When I started secondary school, I had a teacher repeat to our class time and time again that, “Good learners don’t stay stuck”— they talk to others, brainstorm ideas, try to fill gaps in their knowledge, and seek solutions to imposing obstacles. At the time, we rolled our eyes. However, now as someone working in a ministry-based role alongside dedicated church leaders and volunteers, I’ve come to understand that all leaders should, in fact, be learners and therefore, good leaders don’t stay stuck.
As it happens, those in ministry encounter some of the hardest obstacles. Whether it’s theological debates around the church boardroom, seemingly unanswerable questions from teenagers in the youth group, or the simple act of heading up a team of volunteers, sometimes we’re left stuck. Sometimes, the weight of responsibility that comes with leadership can crush us in our confidence moving forward. Sometimes, we don’t know how to keep going.
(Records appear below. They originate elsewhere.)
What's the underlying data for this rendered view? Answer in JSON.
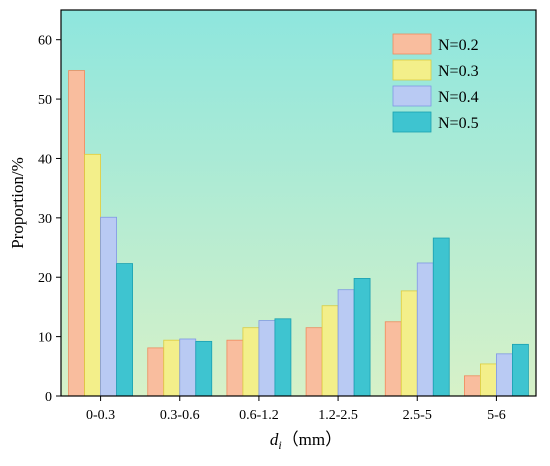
{
  "chart_data": {
    "type": "bar",
    "categories": [
      "0-0.3",
      "0.3-0.6",
      "0.6-1.2",
      "1.2-2.5",
      "2.5-5",
      "5-6"
    ],
    "series": [
      {
        "name": "N=0.2",
        "values": [
          54.8,
          8.1,
          9.4,
          11.5,
          12.5,
          3.4
        ],
        "color": "#f9bd9e",
        "edge": "#f08a5c"
      },
      {
        "name": "N=0.3",
        "values": [
          40.7,
          9.4,
          11.5,
          15.2,
          17.7,
          5.4
        ],
        "color": "#f3ef8a",
        "edge": "#dccc3e"
      },
      {
        "name": "N=0.4",
        "values": [
          30.1,
          9.6,
          12.7,
          17.9,
          22.4,
          7.1
        ],
        "color": "#b9caf3",
        "edge": "#7f98e4"
      },
      {
        "name": "N=0.5",
        "values": [
          22.3,
          9.2,
          13.0,
          19.8,
          26.6,
          8.7
        ],
        "color": "#3ec4d0",
        "edge": "#1aa0b0"
      }
    ],
    "xlabel": "d",
    "xlabel_sub": "i",
    "xlabel_unit": "（mm）",
    "ylabel": "Proportion/%",
    "ylim": [
      0,
      65
    ],
    "yticks": [
      "0",
      "10",
      "20",
      "30",
      "40",
      "50",
      "60"
    ],
    "legend_position": "top-right",
    "background_gradient": [
      "#8ee6de",
      "#d7f1c8"
    ]
  }
}
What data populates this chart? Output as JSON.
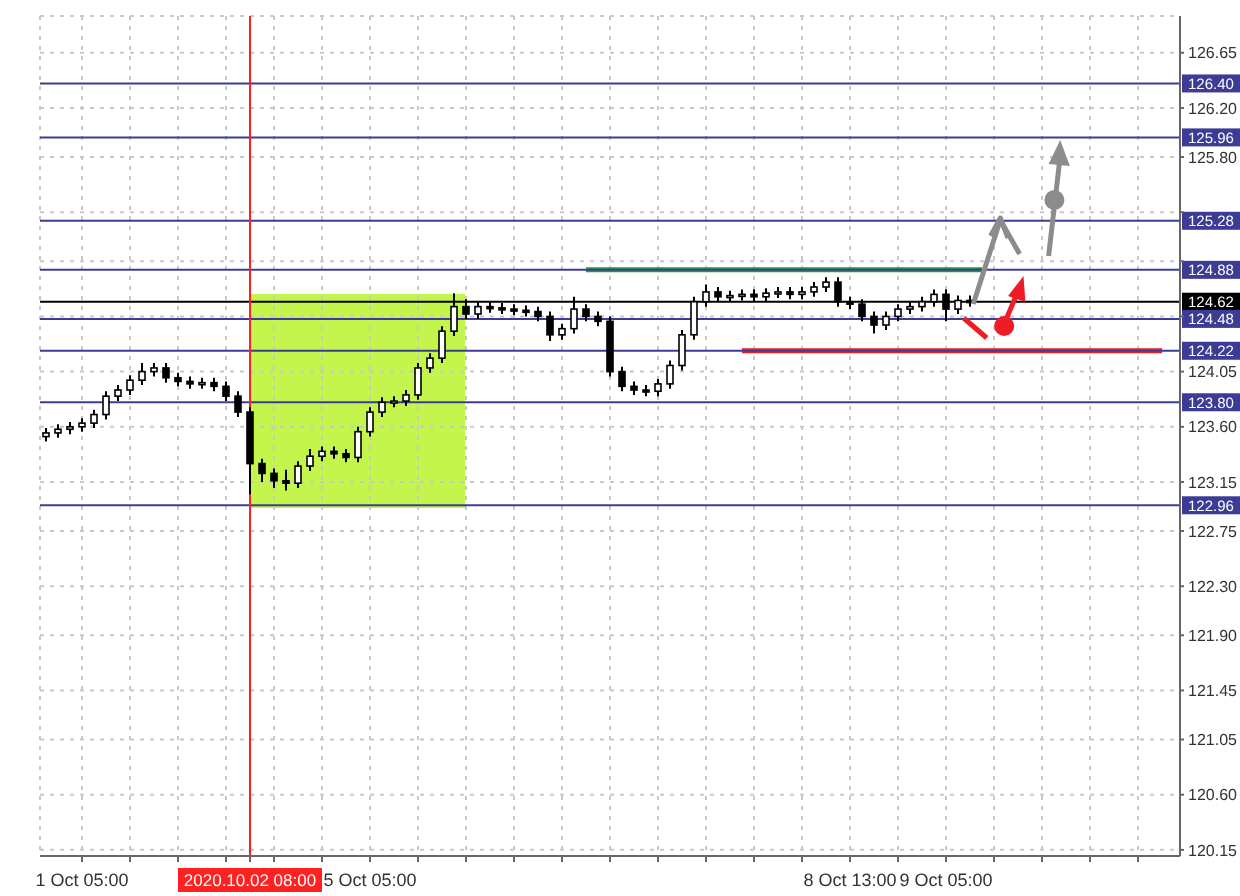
{
  "chart_data": {
    "type": "candlestick",
    "color": "#000000",
    "grid": true,
    "categories": [
      null,
      null,
      null,
      "1 Oct 05:00",
      null,
      null,
      null,
      null,
      null,
      null,
      null,
      null,
      null,
      null,
      null,
      null,
      null,
      "2020.10.02 08:00",
      null,
      null,
      null,
      null,
      null,
      null,
      null,
      null,
      null,
      "5 Oct 05:00",
      null,
      null,
      null,
      null,
      null,
      null,
      null,
      null,
      null,
      null,
      null,
      null,
      null,
      null,
      null,
      null,
      null,
      null,
      null,
      null,
      null,
      null,
      null,
      null,
      null,
      null,
      null,
      null,
      null,
      null,
      null,
      null,
      null,
      null,
      null,
      null,
      null,
      null,
      null,
      "8 Oct 13:00",
      null,
      null,
      null,
      null,
      null,
      null,
      null,
      "9 Oct 05:00",
      null,
      null,
      null,
      null,
      null,
      null,
      null,
      null,
      null,
      null,
      null,
      null,
      null,
      null,
      null,
      null,
      null,
      null,
      null
    ],
    "ohlc": [
      [
        123.52,
        123.59,
        123.48,
        123.55
      ],
      [
        123.55,
        123.62,
        123.51,
        123.58
      ],
      [
        123.58,
        123.64,
        123.54,
        123.6
      ],
      [
        123.6,
        123.67,
        123.56,
        123.63
      ],
      [
        123.63,
        123.74,
        123.59,
        123.7
      ],
      [
        123.7,
        123.89,
        123.66,
        123.85
      ],
      [
        123.85,
        123.94,
        123.81,
        123.9
      ],
      [
        123.9,
        124.02,
        123.86,
        123.98
      ],
      [
        123.98,
        124.12,
        123.94,
        124.05
      ],
      [
        124.05,
        124.12,
        124.01,
        124.08
      ],
      [
        124.08,
        124.12,
        123.96,
        124
      ],
      [
        124,
        124.04,
        123.93,
        123.97
      ],
      [
        123.97,
        124.01,
        123.91,
        123.95
      ],
      [
        123.95,
        124,
        123.91,
        123.96
      ],
      [
        123.96,
        124,
        123.89,
        123.93
      ],
      [
        123.93,
        123.97,
        123.81,
        123.85
      ],
      [
        123.85,
        123.89,
        123.68,
        123.72
      ],
      [
        123.72,
        123.76,
        123.05,
        123.3
      ],
      [
        123.3,
        123.34,
        123.15,
        123.22
      ],
      [
        123.22,
        123.26,
        123.1,
        123.16
      ],
      [
        123.16,
        123.25,
        123.08,
        123.14
      ],
      [
        123.14,
        123.32,
        123.1,
        123.28
      ],
      [
        123.28,
        123.42,
        123.24,
        123.36
      ],
      [
        123.36,
        123.44,
        123.32,
        123.4
      ],
      [
        123.4,
        123.44,
        123.34,
        123.38
      ],
      [
        123.38,
        123.42,
        123.31,
        123.35
      ],
      [
        123.35,
        123.6,
        123.31,
        123.56
      ],
      [
        123.56,
        123.76,
        123.52,
        123.72
      ],
      [
        123.72,
        123.84,
        123.68,
        123.8
      ],
      [
        123.8,
        123.85,
        123.76,
        123.81
      ],
      [
        123.81,
        123.9,
        123.77,
        123.86
      ],
      [
        123.86,
        124.12,
        123.82,
        124.08
      ],
      [
        124.08,
        124.2,
        124.04,
        124.16
      ],
      [
        124.16,
        124.42,
        124.12,
        124.38
      ],
      [
        124.38,
        124.69,
        124.34,
        124.58
      ],
      [
        124.58,
        124.64,
        124.48,
        124.52
      ],
      [
        124.52,
        124.62,
        124.48,
        124.58
      ],
      [
        124.58,
        124.62,
        124.53,
        124.57
      ],
      [
        124.57,
        124.61,
        124.52,
        124.56
      ],
      [
        124.56,
        124.6,
        124.51,
        124.55
      ],
      [
        124.55,
        124.59,
        124.5,
        124.54
      ],
      [
        124.54,
        124.58,
        124.46,
        124.5
      ],
      [
        124.5,
        124.54,
        124.3,
        124.35
      ],
      [
        124.35,
        124.44,
        124.31,
        124.4
      ],
      [
        124.4,
        124.66,
        124.36,
        124.56
      ],
      [
        124.56,
        124.6,
        124.46,
        124.5
      ],
      [
        124.5,
        124.54,
        124.42,
        124.46
      ],
      [
        124.46,
        124.5,
        124.01,
        124.05
      ],
      [
        124.05,
        124.09,
        123.89,
        123.93
      ],
      [
        123.93,
        123.97,
        123.86,
        123.9
      ],
      [
        123.9,
        123.94,
        123.85,
        123.89
      ],
      [
        123.89,
        123.99,
        123.85,
        123.95
      ],
      [
        123.95,
        124.14,
        123.91,
        124.1
      ],
      [
        124.1,
        124.39,
        124.06,
        124.35
      ],
      [
        124.35,
        124.66,
        124.31,
        124.62
      ],
      [
        124.62,
        124.76,
        124.58,
        124.7
      ],
      [
        124.7,
        124.74,
        124.62,
        124.66
      ],
      [
        124.66,
        124.71,
        124.62,
        124.67
      ],
      [
        124.67,
        124.72,
        124.63,
        124.68
      ],
      [
        124.68,
        124.72,
        124.62,
        124.66
      ],
      [
        124.66,
        124.73,
        124.62,
        124.69
      ],
      [
        124.69,
        124.74,
        124.65,
        124.7
      ],
      [
        124.7,
        124.74,
        124.64,
        124.68
      ],
      [
        124.68,
        124.74,
        124.64,
        124.7
      ],
      [
        124.7,
        124.78,
        124.66,
        124.74
      ],
      [
        124.74,
        124.82,
        124.7,
        124.78
      ],
      [
        124.78,
        124.82,
        124.58,
        124.62
      ],
      [
        124.62,
        124.66,
        124.56,
        124.6
      ],
      [
        124.6,
        124.64,
        124.46,
        124.5
      ],
      [
        124.5,
        124.54,
        124.36,
        124.43
      ],
      [
        124.43,
        124.54,
        124.39,
        124.5
      ],
      [
        124.5,
        124.6,
        124.46,
        124.56
      ],
      [
        124.56,
        124.62,
        124.52,
        124.58
      ],
      [
        124.58,
        124.66,
        124.54,
        124.62
      ],
      [
        124.62,
        124.72,
        124.58,
        124.68
      ],
      [
        124.68,
        124.72,
        124.46,
        124.56
      ],
      [
        124.56,
        124.67,
        124.52,
        124.63
      ],
      [
        124.63,
        124.67,
        124.58,
        124.62
      ],
      null,
      null,
      null,
      null,
      null,
      null,
      null,
      null,
      null,
      null,
      null,
      null,
      null,
      null,
      null,
      null,
      null
    ],
    "series": [
      {
        "type": "line",
        "color": "#1fa032",
        "values": [
          null,
          null,
          null,
          null,
          null,
          null,
          null,
          null,
          null,
          null,
          null,
          null,
          null,
          null,
          null,
          null,
          null,
          null,
          null,
          null,
          null,
          null,
          null,
          null,
          null,
          null,
          null,
          null,
          null,
          null,
          null,
          null,
          null,
          null,
          null,
          null,
          null,
          null,
          null,
          null,
          null,
          null,
          null,
          null,
          null,
          124.88,
          124.88,
          124.88,
          124.88,
          124.88,
          124.88,
          124.88,
          124.88,
          124.88,
          124.88,
          124.88,
          124.88,
          124.88,
          124.88,
          124.88,
          124.88,
          124.88,
          124.88,
          124.88,
          124.88,
          124.88,
          124.88,
          124.88,
          124.88,
          124.88,
          124.88,
          124.88,
          124.88,
          124.88,
          124.88,
          124.88,
          124.88,
          124.88,
          124.88,
          null,
          null,
          null,
          null,
          null,
          null,
          null,
          null,
          null,
          null,
          null,
          null,
          null,
          null,
          null,
          null
        ]
      },
      {
        "type": "line",
        "color": "#ee1c25",
        "values": [
          null,
          null,
          null,
          null,
          null,
          null,
          null,
          null,
          null,
          null,
          null,
          null,
          null,
          null,
          null,
          null,
          null,
          null,
          null,
          null,
          null,
          null,
          null,
          null,
          null,
          null,
          null,
          null,
          null,
          null,
          null,
          null,
          null,
          null,
          null,
          null,
          null,
          null,
          null,
          null,
          null,
          null,
          null,
          null,
          null,
          null,
          null,
          null,
          null,
          null,
          null,
          null,
          null,
          null,
          null,
          null,
          null,
          null,
          124.22,
          124.22,
          124.22,
          124.22,
          124.22,
          124.22,
          124.22,
          124.22,
          124.22,
          124.22,
          124.22,
          124.22,
          124.22,
          124.22,
          124.22,
          124.22,
          124.22,
          124.22,
          124.22,
          124.22,
          124.22,
          124.22,
          124.22,
          124.22,
          124.22,
          124.22,
          124.22,
          124.22,
          124.22,
          124.22,
          124.22,
          124.22,
          124.22,
          124.22,
          124.22,
          124.22,
          null
        ]
      }
    ],
    "ylim": [
      120.1,
      126.95
    ],
    "yticks": [
      120.15,
      {
        "value": 120.6,
        "label": "120.60"
      },
      121.05,
      121.45,
      {
        "value": 121.9,
        "label": "121.90"
      },
      {
        "value": 122.3,
        "label": "122.30"
      },
      122.75,
      123.15,
      {
        "value": 123.6,
        "label": "123.60"
      },
      124.05,
      {
        "value": 124.5,
        "label": null
      },
      {
        "value": 124.95,
        "label": null
      },
      {
        "value": 125.35,
        "label": null
      },
      {
        "value": 125.8,
        "label": "125.80"
      },
      {
        "value": 126.2,
        "label": "126.20"
      },
      126.65
    ],
    "ref_lines": [
      {
        "axis": "y",
        "value": 126.4,
        "label": "126.40",
        "color": "#3c3c96"
      },
      {
        "axis": "y",
        "value": 125.96,
        "label": "125.96",
        "color": "#3c3c96"
      },
      {
        "axis": "y",
        "value": 125.28,
        "label": "125.28",
        "color": "#3c3c96"
      },
      {
        "axis": "y",
        "value": 124.88,
        "label": "124.88",
        "color": "#3c3c96"
      },
      {
        "axis": "y",
        "value": 124.62,
        "label": "124.62",
        "color": "#000000"
      },
      {
        "axis": "y",
        "value": 124.48,
        "label": "124.48",
        "color": "#3c3c96"
      },
      {
        "axis": "y",
        "value": 124.22,
        "label": "124.22",
        "color": "#3c3c96"
      },
      {
        "axis": "y",
        "value": 123.8,
        "label": "123.80",
        "color": "#3c3c96"
      },
      {
        "axis": "y",
        "value": 122.96,
        "label": "122.96",
        "color": "#3c3c96"
      },
      {
        "axis": "x",
        "value": "2020.10.02 08:00",
        "color": "#ff2020"
      }
    ]
  }
}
One of my favourite things to do since landing in a ministry role has been catching up with other leaders; people in my life whose ground-breaking leadership style and approach to these challenges I’ve witnessed and admired. Some have years of experience; others are still in their infancy. But all provide discussion around leadership’s biggest hardships—how they’ve struggled, and how they’ve learned from their mistakes. I’ve found this to be helpful in my personal growth as a leader and I think it’s important to value others’ God-given wisdom. There’s a hidden beauty in vulnerability when we are willing to be open with each other about the pieces of knowledge that we’re lacking and the parts of our role that we really struggle with. At the end of the day, none of us got to where we are in our ministry by being perfect or knowing all the answers.
No matter the level of responsibility each of us possess in our leadership roles, we must remember that there is always more room to grow. We’ll never get it 100% right every time and there will be situations where we find ourselves stuck. But good leaders don't stay stuck — they learn from others, talk it through, and try to find a solution. Who are the positive influences of leadership in your life?